根っこの先の黒い骨透過像(吸収像)をはっきりと認め、特にべろ側が著しい。そのため、べろ側の歯茎が腫れてきたと考えられる。根っこの治療ができない歯科医にとっては、抜歯のケースと言えるかもしれない。

術前CT矢状断

近遠心的(手間から奥に向かって)に、化膿による根っこの先の大きな黒い骨透過像を認める。

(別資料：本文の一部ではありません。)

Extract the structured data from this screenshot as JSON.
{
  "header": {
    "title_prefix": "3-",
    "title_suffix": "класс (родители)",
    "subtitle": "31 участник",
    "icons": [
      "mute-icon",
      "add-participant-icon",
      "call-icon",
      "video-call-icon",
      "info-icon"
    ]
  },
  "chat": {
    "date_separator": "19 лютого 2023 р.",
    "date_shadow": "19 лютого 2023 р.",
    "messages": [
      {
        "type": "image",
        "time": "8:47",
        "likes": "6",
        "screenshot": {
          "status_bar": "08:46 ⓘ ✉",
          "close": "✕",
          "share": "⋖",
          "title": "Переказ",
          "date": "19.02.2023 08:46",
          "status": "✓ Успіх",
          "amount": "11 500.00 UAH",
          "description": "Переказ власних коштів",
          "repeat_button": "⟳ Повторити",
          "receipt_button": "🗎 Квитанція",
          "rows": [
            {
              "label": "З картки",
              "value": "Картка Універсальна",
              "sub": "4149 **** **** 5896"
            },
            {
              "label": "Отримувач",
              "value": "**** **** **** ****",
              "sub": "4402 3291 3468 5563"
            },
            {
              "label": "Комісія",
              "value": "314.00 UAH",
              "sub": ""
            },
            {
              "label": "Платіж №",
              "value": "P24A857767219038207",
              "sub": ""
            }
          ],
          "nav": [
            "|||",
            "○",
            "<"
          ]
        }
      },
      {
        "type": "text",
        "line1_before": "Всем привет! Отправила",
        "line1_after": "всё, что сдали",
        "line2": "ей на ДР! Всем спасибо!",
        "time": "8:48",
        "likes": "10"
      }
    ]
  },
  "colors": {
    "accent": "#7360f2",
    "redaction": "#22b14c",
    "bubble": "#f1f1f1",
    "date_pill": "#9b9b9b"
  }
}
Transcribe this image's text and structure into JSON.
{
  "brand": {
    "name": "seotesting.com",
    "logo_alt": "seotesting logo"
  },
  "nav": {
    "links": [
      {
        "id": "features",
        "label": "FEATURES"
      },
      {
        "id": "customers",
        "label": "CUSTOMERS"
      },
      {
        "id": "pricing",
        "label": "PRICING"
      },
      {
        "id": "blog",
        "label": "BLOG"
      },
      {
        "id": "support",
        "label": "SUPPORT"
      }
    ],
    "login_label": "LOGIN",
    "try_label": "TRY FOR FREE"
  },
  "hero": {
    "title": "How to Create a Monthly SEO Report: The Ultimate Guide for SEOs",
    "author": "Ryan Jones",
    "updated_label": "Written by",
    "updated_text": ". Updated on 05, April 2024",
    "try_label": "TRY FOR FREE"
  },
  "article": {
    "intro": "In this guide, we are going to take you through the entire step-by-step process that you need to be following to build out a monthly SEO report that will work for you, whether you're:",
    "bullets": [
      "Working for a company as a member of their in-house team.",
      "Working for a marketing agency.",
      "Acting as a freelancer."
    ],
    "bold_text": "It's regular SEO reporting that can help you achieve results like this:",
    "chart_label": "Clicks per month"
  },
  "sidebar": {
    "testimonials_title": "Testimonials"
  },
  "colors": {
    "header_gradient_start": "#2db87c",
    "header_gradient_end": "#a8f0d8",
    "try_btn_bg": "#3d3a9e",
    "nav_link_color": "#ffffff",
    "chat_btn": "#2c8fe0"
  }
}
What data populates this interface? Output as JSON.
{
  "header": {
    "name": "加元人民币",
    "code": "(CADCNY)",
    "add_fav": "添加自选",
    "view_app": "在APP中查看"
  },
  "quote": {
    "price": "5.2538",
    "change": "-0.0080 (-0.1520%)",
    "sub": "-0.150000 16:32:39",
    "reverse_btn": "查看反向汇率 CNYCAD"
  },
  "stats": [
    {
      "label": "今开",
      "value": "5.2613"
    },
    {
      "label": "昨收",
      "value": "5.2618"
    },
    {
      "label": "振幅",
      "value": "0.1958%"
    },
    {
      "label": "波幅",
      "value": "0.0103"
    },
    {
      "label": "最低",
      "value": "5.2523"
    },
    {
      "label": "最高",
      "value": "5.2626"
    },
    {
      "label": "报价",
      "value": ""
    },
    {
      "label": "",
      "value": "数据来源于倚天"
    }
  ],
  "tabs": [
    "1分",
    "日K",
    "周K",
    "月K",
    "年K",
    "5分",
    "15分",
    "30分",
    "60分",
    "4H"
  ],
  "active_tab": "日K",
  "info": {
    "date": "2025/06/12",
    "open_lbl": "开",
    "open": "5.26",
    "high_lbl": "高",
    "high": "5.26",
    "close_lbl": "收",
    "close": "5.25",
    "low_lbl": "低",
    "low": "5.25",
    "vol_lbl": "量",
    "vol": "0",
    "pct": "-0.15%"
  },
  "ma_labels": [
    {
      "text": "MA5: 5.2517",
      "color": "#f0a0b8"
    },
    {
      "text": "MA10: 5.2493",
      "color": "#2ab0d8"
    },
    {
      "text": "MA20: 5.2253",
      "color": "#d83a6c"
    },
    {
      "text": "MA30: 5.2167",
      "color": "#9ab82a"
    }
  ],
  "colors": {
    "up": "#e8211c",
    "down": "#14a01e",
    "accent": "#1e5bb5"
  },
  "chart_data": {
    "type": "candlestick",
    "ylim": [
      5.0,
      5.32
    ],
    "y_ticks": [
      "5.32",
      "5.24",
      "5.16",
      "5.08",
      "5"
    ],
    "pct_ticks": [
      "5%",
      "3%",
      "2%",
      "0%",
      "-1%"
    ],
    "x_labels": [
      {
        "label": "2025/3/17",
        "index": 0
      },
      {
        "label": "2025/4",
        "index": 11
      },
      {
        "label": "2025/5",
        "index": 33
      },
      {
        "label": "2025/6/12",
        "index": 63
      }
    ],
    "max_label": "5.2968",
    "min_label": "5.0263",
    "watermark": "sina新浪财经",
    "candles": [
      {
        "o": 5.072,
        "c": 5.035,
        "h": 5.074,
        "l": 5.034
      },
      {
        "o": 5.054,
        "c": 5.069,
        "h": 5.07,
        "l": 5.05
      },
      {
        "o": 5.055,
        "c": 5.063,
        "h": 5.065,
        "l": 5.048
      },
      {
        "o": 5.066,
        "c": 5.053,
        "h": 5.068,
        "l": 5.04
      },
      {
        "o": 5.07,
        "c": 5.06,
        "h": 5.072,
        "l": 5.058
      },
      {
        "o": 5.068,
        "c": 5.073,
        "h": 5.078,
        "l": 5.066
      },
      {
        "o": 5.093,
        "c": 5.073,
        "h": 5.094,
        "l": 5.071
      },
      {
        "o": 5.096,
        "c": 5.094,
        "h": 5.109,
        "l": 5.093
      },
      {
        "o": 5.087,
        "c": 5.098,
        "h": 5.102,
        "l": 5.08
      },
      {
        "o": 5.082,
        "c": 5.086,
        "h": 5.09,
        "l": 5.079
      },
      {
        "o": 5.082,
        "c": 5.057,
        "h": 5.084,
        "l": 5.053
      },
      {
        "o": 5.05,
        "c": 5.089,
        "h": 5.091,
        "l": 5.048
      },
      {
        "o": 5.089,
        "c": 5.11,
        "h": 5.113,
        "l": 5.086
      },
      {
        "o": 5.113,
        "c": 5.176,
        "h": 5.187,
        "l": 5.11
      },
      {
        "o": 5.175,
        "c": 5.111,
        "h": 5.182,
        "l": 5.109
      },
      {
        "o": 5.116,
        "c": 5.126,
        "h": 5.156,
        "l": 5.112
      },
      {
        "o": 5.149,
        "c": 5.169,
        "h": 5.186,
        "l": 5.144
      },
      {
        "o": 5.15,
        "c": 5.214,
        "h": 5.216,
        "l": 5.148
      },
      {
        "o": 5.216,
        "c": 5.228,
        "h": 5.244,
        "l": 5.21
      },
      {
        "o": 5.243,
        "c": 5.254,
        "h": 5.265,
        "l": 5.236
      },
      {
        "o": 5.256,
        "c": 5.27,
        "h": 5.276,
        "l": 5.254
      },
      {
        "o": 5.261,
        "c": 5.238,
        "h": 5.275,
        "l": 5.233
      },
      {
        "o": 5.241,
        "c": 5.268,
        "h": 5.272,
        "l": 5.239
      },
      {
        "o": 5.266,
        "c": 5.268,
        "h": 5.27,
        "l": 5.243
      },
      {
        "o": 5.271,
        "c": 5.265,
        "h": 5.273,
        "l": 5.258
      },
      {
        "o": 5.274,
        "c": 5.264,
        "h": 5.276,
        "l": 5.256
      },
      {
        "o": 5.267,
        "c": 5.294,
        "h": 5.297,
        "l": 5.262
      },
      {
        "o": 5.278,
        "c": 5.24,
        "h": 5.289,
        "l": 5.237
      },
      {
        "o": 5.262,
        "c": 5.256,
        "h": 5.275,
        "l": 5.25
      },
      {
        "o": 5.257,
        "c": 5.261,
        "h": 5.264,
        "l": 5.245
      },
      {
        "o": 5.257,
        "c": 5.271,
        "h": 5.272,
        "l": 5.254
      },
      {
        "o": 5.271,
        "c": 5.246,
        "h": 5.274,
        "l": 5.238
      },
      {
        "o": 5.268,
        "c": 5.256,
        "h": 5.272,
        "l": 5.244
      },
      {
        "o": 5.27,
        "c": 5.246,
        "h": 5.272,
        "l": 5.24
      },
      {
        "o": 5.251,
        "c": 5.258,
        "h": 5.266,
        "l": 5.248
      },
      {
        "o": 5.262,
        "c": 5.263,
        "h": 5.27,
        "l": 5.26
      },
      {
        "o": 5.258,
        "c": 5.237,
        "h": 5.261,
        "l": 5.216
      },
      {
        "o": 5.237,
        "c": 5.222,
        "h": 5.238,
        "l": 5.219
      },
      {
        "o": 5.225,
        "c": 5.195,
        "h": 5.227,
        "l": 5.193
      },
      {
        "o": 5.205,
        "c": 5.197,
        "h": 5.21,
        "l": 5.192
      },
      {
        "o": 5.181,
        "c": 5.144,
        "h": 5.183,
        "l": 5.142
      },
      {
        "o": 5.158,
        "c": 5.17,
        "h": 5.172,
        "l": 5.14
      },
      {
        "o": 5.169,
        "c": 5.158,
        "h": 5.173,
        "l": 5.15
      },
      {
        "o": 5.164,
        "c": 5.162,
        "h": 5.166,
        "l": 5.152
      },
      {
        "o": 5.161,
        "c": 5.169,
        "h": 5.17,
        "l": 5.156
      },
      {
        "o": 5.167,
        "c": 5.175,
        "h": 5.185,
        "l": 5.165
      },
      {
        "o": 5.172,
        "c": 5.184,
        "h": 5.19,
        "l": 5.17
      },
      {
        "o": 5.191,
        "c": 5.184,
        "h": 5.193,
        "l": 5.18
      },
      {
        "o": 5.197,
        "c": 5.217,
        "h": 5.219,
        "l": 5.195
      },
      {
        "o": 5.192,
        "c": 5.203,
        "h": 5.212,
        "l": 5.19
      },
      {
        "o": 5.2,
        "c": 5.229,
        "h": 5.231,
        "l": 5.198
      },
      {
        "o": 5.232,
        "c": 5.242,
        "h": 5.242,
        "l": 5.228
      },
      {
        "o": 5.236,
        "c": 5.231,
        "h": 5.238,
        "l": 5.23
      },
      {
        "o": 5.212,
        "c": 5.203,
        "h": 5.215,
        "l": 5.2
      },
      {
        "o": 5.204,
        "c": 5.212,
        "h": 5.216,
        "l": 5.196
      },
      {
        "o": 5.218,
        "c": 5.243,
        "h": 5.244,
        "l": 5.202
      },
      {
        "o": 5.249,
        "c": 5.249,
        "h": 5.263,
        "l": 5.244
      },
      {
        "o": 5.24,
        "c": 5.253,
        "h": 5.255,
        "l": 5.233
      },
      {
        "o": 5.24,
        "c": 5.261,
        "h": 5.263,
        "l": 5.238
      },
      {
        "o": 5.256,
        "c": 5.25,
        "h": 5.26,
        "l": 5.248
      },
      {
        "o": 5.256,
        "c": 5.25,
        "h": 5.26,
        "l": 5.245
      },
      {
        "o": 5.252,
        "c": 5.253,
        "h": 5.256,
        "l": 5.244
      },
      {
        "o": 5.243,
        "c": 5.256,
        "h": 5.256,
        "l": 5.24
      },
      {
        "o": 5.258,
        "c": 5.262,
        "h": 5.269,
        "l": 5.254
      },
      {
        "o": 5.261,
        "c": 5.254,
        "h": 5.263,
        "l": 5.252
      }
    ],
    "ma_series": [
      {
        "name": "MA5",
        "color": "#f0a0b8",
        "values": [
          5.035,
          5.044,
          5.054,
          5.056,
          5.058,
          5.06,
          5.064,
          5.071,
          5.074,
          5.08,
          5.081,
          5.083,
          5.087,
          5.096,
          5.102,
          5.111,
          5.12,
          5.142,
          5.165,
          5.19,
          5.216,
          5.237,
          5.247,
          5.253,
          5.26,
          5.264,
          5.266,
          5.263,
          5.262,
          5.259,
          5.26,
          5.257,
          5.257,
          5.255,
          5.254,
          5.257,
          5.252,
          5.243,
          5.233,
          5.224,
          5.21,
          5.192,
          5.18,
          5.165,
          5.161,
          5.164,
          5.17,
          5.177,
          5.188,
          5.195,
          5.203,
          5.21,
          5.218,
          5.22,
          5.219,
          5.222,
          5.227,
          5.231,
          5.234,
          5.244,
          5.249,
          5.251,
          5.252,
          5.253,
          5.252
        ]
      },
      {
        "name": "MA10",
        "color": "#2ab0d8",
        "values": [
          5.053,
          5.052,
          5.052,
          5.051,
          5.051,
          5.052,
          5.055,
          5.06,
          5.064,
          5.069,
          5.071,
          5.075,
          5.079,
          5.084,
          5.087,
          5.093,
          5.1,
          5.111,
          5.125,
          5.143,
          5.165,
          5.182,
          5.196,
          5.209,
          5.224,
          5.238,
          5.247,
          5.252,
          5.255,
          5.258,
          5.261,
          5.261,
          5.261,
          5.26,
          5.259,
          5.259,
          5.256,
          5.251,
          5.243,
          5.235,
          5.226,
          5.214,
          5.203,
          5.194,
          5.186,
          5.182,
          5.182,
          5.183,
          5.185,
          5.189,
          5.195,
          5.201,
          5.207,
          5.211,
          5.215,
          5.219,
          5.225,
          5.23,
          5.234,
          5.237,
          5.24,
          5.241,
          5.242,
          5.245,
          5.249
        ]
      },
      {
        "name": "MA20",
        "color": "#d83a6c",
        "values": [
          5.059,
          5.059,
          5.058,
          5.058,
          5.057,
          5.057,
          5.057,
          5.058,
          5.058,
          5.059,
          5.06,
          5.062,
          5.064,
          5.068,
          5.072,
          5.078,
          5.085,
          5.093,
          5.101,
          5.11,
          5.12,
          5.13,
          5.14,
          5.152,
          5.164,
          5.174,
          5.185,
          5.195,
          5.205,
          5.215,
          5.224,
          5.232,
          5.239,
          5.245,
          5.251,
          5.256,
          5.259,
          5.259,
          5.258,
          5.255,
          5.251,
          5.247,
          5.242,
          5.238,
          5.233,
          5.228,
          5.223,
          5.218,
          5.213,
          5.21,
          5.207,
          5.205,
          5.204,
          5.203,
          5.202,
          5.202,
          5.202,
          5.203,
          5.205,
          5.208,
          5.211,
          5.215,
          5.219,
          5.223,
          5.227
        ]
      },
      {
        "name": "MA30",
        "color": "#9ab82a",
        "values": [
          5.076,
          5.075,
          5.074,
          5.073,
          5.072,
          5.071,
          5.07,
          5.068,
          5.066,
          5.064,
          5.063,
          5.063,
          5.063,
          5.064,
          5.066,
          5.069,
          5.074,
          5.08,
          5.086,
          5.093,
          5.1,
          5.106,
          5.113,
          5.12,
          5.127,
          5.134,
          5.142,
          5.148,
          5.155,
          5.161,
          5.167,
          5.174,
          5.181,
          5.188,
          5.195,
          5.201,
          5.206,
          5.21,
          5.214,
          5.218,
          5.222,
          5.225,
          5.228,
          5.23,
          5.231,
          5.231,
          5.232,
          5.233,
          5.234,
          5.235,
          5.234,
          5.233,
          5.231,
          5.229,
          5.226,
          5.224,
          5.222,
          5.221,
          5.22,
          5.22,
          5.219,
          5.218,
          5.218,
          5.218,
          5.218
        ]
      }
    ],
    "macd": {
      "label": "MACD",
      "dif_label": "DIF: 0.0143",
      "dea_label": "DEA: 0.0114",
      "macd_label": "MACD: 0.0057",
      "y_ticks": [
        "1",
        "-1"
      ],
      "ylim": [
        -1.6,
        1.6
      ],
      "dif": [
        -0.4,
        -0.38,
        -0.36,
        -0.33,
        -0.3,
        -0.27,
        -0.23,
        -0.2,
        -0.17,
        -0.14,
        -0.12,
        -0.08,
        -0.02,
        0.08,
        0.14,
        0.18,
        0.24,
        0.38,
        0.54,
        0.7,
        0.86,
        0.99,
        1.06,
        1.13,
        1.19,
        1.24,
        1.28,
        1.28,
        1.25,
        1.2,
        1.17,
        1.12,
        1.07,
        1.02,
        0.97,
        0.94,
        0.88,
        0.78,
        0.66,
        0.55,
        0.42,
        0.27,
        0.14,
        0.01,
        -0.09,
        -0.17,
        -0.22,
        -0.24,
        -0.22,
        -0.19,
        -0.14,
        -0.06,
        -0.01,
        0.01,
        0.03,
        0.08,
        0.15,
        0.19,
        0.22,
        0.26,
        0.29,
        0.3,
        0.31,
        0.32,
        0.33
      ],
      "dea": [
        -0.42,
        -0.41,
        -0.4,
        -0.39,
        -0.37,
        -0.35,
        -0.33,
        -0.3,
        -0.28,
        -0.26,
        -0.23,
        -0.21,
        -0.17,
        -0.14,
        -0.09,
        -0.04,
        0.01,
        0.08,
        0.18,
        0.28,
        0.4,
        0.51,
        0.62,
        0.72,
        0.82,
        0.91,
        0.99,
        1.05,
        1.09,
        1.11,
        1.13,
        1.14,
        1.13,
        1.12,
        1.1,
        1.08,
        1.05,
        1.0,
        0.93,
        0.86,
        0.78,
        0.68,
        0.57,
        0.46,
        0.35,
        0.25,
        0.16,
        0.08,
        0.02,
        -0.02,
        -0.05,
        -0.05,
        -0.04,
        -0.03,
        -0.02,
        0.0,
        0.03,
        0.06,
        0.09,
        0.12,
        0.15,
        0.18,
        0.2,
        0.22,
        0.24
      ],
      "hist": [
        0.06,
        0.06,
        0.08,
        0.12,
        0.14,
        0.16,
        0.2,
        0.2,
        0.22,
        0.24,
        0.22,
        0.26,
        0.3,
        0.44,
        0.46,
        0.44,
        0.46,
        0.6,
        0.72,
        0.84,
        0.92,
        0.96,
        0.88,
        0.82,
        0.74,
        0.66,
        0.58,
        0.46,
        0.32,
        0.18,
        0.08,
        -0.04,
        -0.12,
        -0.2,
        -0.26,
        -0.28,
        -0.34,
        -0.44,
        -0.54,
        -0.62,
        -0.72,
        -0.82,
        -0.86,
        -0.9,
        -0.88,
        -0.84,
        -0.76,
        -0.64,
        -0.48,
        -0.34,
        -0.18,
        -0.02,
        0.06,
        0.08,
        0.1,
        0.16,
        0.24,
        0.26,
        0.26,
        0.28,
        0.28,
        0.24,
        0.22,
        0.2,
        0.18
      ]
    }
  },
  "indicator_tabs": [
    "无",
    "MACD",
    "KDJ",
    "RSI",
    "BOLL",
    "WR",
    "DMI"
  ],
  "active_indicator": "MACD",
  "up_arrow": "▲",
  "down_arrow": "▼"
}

手前の左下6番の奥の根っこ(遠心根)の先も化膿していることがわかる。

術後11年後

パノラマレントゲン写真

11年後、当時の主訴であった左下一番奥(7番)の根っこの先の黒くなっている部分は白く改善されているように見える。勿論、患者さんも以前の不都合は訴えていません。しかし、本当に改善しているかどうかは顎骨の内部(海綿骨の状態)を把握できる歯科用CTによる精査でしか正確に判断することは無理です。そのため、歯科医院によって、診断や術後の見解が違うとはっきりと断言しておきましょう。症状は訴えていなかった右上2番(向かって左上2番目)、左下6番(向かって右下奥から2番目)の根っこの先の化膿(透過像)も再根っこの治療で、改善しているように見える。

CT画像前頭断

べろ側の骨吸収像が改善され、固い皮質骨(顎骨の表層の骨)が形成していることがはっきりとわかる。また、根っこの先の透過像も改善されている。

CT画像矢状断

近遠心的(手間から奥に向かって)に、化膿による根っこの先の大きな黒い骨透過像が改善し、白い骨不透過像を呈していることがはっきりと認められる。完治が確認できる。